Gleich im Anschluss daran, wird uns berichtet, dass Jesus zu Gast im Hause des Matthäus war. „… da kamen viele Zöllner und Sünder und saßen zu Tisch mit Jesus und seinen Jüngern.“ (Vers 10).

Die Gesetzeslehrer kritisierten Jesus, weil er mit diesen Menschen zu Tische saß. Jesus verknüpft sein Verhalten und die Empörung der Pharisäer mit einer geistlichen Lektion. Er verweist seine Kritiker auf einen Vers aus dem Alten Testament.

Er sagt zu seinen Jüngern und zu den Pharisäern: „Geht aber hin und lernt was das heißt: ‚Ich habe Wohlgefallen an Barmherzigkeit und nicht am Opfer.‘ Ich bin gekommen, die Sünder zu rufen und nicht die Gerechten.“ (Matthäus 9,13 mit Zitat aus Hosea 6,6).

Jesus lehrt also, man solle mit Menschen, die gestrauchelt und auf Abwege geraten sind, barmherzig sein. Er vermittelt diesen Gedanken durch seine Worte. Doch wichtiger noch, er lehrte, indem er Barmherzigkeit lebte.

Er war bereit mit diesen Menschen Zeit zu verbringen. Er erinnerte sie daran, dass sie auch zum Volk Gottes gehörten. Er gab ihnen eine Chance, ihr eigenes Leben zu überdenken.

Jesus sah es als seinen göttlichen Auftrag an, sich gerade um die Menschen zu kümmern, die in der religiösen Gesellschaft Außenseiter waren, und die man lieber mied. Gerade sie wollte er zu Gott zurückrufen.

Die Zöllner waren berufsbedingt Kompromisse mit der heidnischen Besatzungsmacht eingegangen. Das konnte leicht dazu führen, dass sie sich Gewohnheiten aneigneten, die nach dem jüdischen Gesetz bzw. nach Gottes Geboten verkehrt waren.

Schon seit frühester Zeit wurde Matthäus der Zöllner, der Jünger Jesu als der Verfasser des Matthäusevangeliums angesehen.
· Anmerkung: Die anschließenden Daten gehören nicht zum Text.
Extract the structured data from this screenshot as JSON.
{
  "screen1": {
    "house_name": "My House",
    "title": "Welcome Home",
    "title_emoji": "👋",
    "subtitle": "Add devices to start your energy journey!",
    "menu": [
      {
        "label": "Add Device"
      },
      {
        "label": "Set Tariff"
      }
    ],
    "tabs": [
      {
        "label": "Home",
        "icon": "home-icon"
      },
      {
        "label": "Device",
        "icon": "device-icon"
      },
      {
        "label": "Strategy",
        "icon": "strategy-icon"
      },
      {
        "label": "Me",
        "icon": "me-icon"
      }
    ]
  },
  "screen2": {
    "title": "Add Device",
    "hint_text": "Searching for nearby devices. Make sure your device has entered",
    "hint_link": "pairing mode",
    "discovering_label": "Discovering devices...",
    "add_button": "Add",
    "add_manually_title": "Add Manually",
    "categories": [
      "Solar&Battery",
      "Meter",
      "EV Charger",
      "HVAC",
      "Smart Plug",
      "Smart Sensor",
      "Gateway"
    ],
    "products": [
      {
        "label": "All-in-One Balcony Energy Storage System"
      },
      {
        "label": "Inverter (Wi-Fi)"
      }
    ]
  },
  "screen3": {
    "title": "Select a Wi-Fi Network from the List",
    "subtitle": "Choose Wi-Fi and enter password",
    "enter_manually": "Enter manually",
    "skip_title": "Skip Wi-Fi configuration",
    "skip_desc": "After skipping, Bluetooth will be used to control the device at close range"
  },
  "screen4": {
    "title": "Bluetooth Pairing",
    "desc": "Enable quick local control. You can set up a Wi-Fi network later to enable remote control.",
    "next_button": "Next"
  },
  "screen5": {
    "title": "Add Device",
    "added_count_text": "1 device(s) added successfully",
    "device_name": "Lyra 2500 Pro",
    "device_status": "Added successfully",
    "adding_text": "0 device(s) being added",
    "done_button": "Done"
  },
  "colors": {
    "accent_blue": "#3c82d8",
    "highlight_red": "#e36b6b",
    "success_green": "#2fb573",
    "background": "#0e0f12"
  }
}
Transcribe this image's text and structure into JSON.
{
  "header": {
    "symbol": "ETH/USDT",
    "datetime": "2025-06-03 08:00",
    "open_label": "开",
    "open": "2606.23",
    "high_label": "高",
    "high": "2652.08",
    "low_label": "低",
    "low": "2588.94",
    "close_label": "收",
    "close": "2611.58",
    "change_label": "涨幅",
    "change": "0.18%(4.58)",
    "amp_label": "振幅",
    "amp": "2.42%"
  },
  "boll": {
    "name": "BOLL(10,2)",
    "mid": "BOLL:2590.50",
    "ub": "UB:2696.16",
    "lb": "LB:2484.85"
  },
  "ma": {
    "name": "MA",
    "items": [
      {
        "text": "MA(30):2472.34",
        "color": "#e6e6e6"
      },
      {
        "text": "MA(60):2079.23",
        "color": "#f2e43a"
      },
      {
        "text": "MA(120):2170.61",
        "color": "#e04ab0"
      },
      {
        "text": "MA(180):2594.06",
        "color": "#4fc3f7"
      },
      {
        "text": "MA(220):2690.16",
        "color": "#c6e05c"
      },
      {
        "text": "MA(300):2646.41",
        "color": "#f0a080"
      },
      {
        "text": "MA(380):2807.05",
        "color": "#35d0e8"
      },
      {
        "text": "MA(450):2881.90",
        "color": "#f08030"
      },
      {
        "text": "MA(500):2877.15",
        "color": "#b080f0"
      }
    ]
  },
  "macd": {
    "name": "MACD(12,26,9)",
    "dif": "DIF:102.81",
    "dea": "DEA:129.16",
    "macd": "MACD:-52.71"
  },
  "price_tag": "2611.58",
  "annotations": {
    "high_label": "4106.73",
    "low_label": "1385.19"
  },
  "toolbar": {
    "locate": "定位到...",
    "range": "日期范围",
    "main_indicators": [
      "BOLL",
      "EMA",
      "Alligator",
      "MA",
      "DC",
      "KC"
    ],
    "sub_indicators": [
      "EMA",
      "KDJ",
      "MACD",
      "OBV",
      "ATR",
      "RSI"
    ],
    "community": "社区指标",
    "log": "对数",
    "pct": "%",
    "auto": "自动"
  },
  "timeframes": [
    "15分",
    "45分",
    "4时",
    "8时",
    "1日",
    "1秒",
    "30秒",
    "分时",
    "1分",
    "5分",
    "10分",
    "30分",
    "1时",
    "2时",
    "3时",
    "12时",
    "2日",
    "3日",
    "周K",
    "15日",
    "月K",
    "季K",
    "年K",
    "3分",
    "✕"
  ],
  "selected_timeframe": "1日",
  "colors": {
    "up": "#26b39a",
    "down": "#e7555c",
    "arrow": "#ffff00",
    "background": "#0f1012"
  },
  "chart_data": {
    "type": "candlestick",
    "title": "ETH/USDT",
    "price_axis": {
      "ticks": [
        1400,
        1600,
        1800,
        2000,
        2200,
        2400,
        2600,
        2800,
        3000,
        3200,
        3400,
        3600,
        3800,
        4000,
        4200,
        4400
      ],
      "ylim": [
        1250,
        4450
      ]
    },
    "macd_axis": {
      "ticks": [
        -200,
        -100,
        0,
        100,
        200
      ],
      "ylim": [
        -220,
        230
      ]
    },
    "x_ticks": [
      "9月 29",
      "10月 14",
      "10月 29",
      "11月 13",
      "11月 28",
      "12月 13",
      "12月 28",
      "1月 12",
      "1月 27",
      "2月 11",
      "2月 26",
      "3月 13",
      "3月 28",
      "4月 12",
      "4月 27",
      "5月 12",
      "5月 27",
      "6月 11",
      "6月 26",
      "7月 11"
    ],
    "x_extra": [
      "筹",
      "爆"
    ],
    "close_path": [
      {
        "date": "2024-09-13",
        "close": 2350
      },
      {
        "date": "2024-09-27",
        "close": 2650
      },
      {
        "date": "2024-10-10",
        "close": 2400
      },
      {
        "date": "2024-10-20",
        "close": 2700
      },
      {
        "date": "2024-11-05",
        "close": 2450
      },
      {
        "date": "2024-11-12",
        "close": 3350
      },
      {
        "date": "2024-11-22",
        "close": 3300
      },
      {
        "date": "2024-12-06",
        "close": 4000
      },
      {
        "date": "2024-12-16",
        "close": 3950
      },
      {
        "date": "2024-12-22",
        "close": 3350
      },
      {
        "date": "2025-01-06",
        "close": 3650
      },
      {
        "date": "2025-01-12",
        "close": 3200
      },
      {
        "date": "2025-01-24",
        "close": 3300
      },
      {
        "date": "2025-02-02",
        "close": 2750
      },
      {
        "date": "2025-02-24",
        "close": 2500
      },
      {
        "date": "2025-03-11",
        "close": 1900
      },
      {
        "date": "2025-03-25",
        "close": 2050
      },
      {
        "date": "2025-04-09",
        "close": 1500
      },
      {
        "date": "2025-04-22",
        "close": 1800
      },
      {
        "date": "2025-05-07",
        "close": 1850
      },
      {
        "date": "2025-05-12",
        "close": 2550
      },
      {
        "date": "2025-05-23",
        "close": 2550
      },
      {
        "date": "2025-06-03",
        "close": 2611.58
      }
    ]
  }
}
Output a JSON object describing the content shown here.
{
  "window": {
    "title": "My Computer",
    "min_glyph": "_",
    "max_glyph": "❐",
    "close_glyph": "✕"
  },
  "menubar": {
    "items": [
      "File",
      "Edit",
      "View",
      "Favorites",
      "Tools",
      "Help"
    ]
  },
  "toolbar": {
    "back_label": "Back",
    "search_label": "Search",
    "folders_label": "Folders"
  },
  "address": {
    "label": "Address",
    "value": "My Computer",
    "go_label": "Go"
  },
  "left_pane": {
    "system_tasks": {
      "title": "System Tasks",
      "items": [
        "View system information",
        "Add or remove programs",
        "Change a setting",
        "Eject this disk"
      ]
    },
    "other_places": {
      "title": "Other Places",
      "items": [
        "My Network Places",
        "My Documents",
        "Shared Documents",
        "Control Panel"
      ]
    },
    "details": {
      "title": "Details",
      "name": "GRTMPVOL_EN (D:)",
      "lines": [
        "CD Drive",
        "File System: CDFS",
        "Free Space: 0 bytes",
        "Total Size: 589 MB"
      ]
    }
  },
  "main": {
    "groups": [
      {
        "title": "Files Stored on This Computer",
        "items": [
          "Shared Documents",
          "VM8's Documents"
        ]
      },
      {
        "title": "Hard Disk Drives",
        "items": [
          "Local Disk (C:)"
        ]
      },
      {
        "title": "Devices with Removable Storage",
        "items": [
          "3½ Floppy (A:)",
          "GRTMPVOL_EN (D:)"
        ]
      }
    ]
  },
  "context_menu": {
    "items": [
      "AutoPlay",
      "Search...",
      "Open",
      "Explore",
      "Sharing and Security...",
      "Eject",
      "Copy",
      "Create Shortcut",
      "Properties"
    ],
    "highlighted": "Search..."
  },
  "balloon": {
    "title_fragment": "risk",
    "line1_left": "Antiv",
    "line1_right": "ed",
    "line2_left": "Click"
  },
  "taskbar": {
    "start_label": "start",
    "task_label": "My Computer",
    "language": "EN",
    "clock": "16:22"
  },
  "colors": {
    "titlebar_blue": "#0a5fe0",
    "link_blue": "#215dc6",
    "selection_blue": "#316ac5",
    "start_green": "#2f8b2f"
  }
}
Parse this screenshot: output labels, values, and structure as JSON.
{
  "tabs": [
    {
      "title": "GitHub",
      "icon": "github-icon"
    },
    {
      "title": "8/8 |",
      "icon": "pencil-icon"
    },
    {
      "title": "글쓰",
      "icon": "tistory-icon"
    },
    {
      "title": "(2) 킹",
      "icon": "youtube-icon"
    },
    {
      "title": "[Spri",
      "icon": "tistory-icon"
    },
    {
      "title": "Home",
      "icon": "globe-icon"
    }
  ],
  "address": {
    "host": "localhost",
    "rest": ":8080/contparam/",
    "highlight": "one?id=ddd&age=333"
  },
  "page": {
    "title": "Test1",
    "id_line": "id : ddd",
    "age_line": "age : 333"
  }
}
Er schrieb das erste Buch im Neuen Testament, wodurch auch wir vieles über Jesus erfahren können, was wir sonst vielleicht gar nie wissen könnten.

Jesus hatte sich in das Leben dieses Mannes investiert und ihn im Glauben unterwiesen. Dieser Einsatz Jesu hat sich gelohnt, denn Matthäus seinerseits sollte viele Menschen lehren und durch seine Aufzeichnungen auf Jesus hinweisen.